Foi nesta hora que a população do Porto começou a torcer para Mané, gritando como se assistisse a um jogo. Avesso à fanfarronice e temente à Deus, o moço que não perdia uma missa dominical e honrava fielmente sua crença, estava ali como único representante da sua equipe. E olha que ele só se tornou jogador devido a séria contusão de Totonho de Anália. A falta de quórum fez que que Mané fosse convocado às pressas. Era um zagueiro pra lá de bruto. Só chutava de canela e era extremamente caceteiro. Como não existia reserva, quando alguém se machucava gravemente, o técnico pedia o adjutório de algum “enxerto” da região. O time geralmente só tinha onze jogadores. Isto quando Chico Ressaca se encontrava sóbrio, quando bêbado, o negócio era entrar em campo com dez jogadores. Voltando ao embate, Mané Galinha se superava, apoiado pelos gritos de incentivo dos torcedores portuenses, descia a ripa nos encrenqueiros, Ali no “campo de batalha”, diante dos olhos do povo, Mané Galinha se transformava no Vingador do Sertão!

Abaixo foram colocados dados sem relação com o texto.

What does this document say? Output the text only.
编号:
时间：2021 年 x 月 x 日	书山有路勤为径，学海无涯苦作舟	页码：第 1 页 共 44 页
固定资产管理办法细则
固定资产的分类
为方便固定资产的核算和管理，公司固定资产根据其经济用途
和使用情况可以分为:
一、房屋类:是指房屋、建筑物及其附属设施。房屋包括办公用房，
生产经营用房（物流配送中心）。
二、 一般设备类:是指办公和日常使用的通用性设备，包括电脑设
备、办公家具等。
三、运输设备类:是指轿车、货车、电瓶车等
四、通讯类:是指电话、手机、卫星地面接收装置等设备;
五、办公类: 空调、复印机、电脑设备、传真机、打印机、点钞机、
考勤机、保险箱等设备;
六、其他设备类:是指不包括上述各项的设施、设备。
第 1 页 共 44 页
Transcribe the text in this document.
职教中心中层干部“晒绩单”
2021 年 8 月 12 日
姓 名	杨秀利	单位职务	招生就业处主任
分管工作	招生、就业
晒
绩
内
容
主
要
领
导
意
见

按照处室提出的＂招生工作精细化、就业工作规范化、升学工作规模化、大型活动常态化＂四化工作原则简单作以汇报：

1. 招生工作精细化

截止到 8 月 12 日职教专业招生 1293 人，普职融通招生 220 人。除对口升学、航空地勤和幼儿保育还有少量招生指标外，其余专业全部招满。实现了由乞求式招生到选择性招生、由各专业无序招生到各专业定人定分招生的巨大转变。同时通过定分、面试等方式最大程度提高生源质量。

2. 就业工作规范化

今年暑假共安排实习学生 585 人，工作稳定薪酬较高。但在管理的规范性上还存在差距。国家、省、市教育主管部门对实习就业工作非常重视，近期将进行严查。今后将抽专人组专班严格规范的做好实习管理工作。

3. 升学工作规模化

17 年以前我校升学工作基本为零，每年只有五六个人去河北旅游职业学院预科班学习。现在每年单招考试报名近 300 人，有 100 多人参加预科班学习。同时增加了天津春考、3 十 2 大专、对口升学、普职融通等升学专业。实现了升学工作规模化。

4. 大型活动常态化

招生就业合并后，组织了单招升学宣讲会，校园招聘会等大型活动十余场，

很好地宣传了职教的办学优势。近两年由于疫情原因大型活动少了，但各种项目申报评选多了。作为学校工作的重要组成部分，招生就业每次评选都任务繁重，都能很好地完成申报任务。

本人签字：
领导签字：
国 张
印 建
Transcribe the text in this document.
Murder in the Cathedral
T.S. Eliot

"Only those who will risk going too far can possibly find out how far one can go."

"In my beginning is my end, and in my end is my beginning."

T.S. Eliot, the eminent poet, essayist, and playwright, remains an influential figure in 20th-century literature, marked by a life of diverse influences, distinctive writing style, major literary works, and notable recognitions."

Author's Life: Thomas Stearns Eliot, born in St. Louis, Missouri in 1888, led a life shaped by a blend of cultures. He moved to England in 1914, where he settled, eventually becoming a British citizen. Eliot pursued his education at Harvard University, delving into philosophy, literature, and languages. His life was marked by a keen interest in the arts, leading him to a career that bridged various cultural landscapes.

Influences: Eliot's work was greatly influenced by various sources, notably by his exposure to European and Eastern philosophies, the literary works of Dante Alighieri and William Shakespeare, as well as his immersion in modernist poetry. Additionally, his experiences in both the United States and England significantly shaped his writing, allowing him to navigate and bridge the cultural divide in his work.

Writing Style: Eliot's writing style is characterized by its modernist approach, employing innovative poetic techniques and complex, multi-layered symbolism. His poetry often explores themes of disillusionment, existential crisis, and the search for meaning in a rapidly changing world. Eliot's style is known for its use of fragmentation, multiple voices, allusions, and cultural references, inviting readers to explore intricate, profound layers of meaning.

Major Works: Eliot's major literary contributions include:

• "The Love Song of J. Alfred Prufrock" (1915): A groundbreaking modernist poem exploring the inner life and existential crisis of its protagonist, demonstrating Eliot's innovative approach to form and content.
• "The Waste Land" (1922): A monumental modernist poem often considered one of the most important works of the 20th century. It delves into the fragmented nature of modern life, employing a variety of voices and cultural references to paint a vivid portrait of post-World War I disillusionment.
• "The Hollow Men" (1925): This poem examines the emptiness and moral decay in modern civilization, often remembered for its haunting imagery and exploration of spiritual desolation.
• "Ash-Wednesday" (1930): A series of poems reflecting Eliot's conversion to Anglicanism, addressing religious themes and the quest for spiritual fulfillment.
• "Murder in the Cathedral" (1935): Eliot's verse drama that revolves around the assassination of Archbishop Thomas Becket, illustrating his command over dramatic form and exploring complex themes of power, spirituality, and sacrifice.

Ao se ver cercado por aquela renca de criolos, gritando feitos uns alucinados, o jeito foi Mané bater ainda mais forte. Cada soco era uma queda. Rápido como um raio, se desviava dos socos, pontapés e rabos de arraia e descia o porrete. Era batendo e nego desabando, batendo e derrubando. Não ficou um único adversário de pé. O que se viu a seguir foi aquele monte de opositores no chão. Queixos quebrados, alguns cuspindo os dentes, outros com fraturas nos braços, nas pernas, joelhos fora do lugar e a briga se transformou em uma apoteose que virou até livro de cordel. Os torcedores acharam o tumba bem melhor que o jogo vencido pelo Porto. Por eles a briga duraria a tarde inteirinha.
Onofre dá venda até estes dias ainda contava as peripécias de Mané Galinha com um sorrisão deste tamanho na boca murcha e desdentada. Esta data entrou para a história como o dia em que Mané Galinha virou o Vingador do Sertão, derrotando apenas com os punhos um time inteirinho do Bairro Jurema. Foi carregado em êxtase pelas ruas do vilarejo e recebeu a premiação em dinheiro que seria destinada ao seu artilheiro maior. Quanto ao cabeludo Filó de Madalena, virou piada por ser o jogador mais medroso do mundo. Correu igual pinto assustado, com uma renca de negões enfurecidos fungando no seu cangote!
FIM
Luiz Carlos Figueiredo
Escritor e Poeta
Cândido Sales, Bahia. Quadra de Fevereiro, pós carnaval. Crescente de Verão.